Conformément à la croyance partagée par plusieurs chercheurs quant à l’impact négatif de longues heures de travail sur la famille (Dunifon et al., 2005; Kalil & Bajracharya, 2005; Lapierre-Adamcyk et al., 2001; Pronovost, 2007; Turcotte, 2007), l’idée générale illustrée par ce modèle est que certaines conditions de travail et d’emploi des parents (susceptibles par exemple de nuire au bien-être physique et psychologique de ceux-ci) seraient associées à un milieu de vie familiale moins fonctionnel, à des pratiques parentales moins adéquates et à des relations plus conflictuelles entre les parents et leurs adolescents; ces relations conflictuelles étant elles-mêmes associées négativement au bien-être psychologique et à la réussite de l’adolescent.

En résumé, cette étude tente de capturer les multiples relations entre le travail, les conditions parentales et familiales, le bien-être psychologique du jeune et sa réussite éducative. D’un point de vue méthodologique spécifiquement, cette recherche interroge l’adéquation réelle du modèle proposé, pour expliquer le cheminement de ces multiples relations.

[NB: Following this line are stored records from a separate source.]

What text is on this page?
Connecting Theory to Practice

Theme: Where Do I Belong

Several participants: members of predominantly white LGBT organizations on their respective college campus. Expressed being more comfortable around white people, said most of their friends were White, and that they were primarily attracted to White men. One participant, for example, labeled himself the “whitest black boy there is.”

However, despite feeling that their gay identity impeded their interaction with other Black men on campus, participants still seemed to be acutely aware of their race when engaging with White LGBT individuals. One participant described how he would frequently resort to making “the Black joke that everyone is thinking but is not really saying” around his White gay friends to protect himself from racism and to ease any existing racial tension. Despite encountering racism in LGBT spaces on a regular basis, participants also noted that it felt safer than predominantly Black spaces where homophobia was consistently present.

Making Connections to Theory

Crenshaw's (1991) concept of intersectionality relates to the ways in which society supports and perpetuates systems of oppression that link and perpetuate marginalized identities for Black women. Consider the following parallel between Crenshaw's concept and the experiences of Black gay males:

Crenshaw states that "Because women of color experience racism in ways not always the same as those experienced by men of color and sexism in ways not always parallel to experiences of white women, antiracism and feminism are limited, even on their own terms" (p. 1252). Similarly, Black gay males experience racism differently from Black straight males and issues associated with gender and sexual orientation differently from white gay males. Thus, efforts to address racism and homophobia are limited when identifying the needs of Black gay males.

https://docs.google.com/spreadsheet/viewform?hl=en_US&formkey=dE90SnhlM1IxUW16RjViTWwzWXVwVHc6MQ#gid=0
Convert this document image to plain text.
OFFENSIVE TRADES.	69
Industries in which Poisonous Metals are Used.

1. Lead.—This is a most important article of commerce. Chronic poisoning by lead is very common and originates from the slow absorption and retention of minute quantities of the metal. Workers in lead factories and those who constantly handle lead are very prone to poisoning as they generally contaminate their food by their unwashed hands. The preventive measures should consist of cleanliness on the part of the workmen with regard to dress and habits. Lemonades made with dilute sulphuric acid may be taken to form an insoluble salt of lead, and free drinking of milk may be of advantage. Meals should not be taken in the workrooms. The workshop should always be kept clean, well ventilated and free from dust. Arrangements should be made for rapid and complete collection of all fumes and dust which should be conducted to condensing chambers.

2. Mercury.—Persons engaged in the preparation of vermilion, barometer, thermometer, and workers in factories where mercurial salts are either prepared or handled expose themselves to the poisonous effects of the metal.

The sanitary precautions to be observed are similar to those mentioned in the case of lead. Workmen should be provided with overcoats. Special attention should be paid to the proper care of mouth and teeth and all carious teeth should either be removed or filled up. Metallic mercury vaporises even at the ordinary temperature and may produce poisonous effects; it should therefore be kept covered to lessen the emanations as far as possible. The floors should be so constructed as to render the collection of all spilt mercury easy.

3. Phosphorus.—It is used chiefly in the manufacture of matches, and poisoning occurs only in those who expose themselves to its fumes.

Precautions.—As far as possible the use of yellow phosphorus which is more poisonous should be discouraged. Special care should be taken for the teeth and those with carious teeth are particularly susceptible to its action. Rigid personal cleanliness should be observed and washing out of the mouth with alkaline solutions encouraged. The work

Les données de l’enquête sociale sur lesquelles s’appuie cette recherche offrent une occasion unique d’étudier l'influence des parents dans un contexte élargi. Sur ce point, cette étude exploratoire présente de grandes similarités au niveau de l’ancrage théorique (voire méthodologique) avec l’étude de Steinberg et ses collaborateurs (1995).

Chapitre 8. Aspects méthodologiques

Comme mentionné, l’objectif de recherche consiste essentiellement à capturer les multiples relations entre le travail, les conditions parentales et familiales, le bien-être psychologique de l’adolescent et sa réussite éducative. Cet objectif a une large portée multidisciplinaire et pour cette raison, cette recherche demeure exploratoire. Le choix d’utiliser la base de données de l’Enquête longitudinale nationale sur les enfants et les jeunes (ELNEJ) dans le cadre de cette thèse découle principalement du fait que l’ELNEJ est une enquête statistique reconnue qui offre l’avantage majeur de fournir une quantité et une diversité de données, difficilement accessibles par ailleurs. L’accès à cette diversité de variables permet de mieux saisir la dynamique des facteurs impliqués dans un modèle à caractère multidisciplinaire.

Le but premier de l’ELNEJ était d’établir une base de données nationale sur les caractéristiques et les expériences de vie des enfants et des jeunes au Canada, depuis l’enfance jusqu’à l’âge adulte (Statistique Canada, Special Surveys Division, 2008). Plus spécifiquement, les buts de l’ELNEJ étaient les suivants :

1. Déterminer la fréquence de divers facteurs de risque et de protection chez les enfants et les jeunes;

2. Comprendre comment ces facteurs, tout comme les événements de la vie, influent sur le

développement de l’enfance;

3. Mettre cette information au service de l’élaboration de politiques et de programmes destinés à aider les enfants et les jeunes;

4. Recueillir des renseignements sur une grande diversité de sujets d’ordre biologique, social et économique;

5. Recueillir des renseignements sur le milieu où grandit l’enfant, qu’il s’agisse de la famille, des pairs, de l’école ou de la collectivité.

Cette enquête longitudinale nationale, débutée en 1994, a été réalisée en partenariat par Ressources humaines et Développement Canada (RHDC) et Statistique Canada. Les résultats de l’ELNEJ sont, depuis, utilisés par une variété de personnes provenant des universités, du gouvernement et d’organismes responsables de l’élaboration de politiques.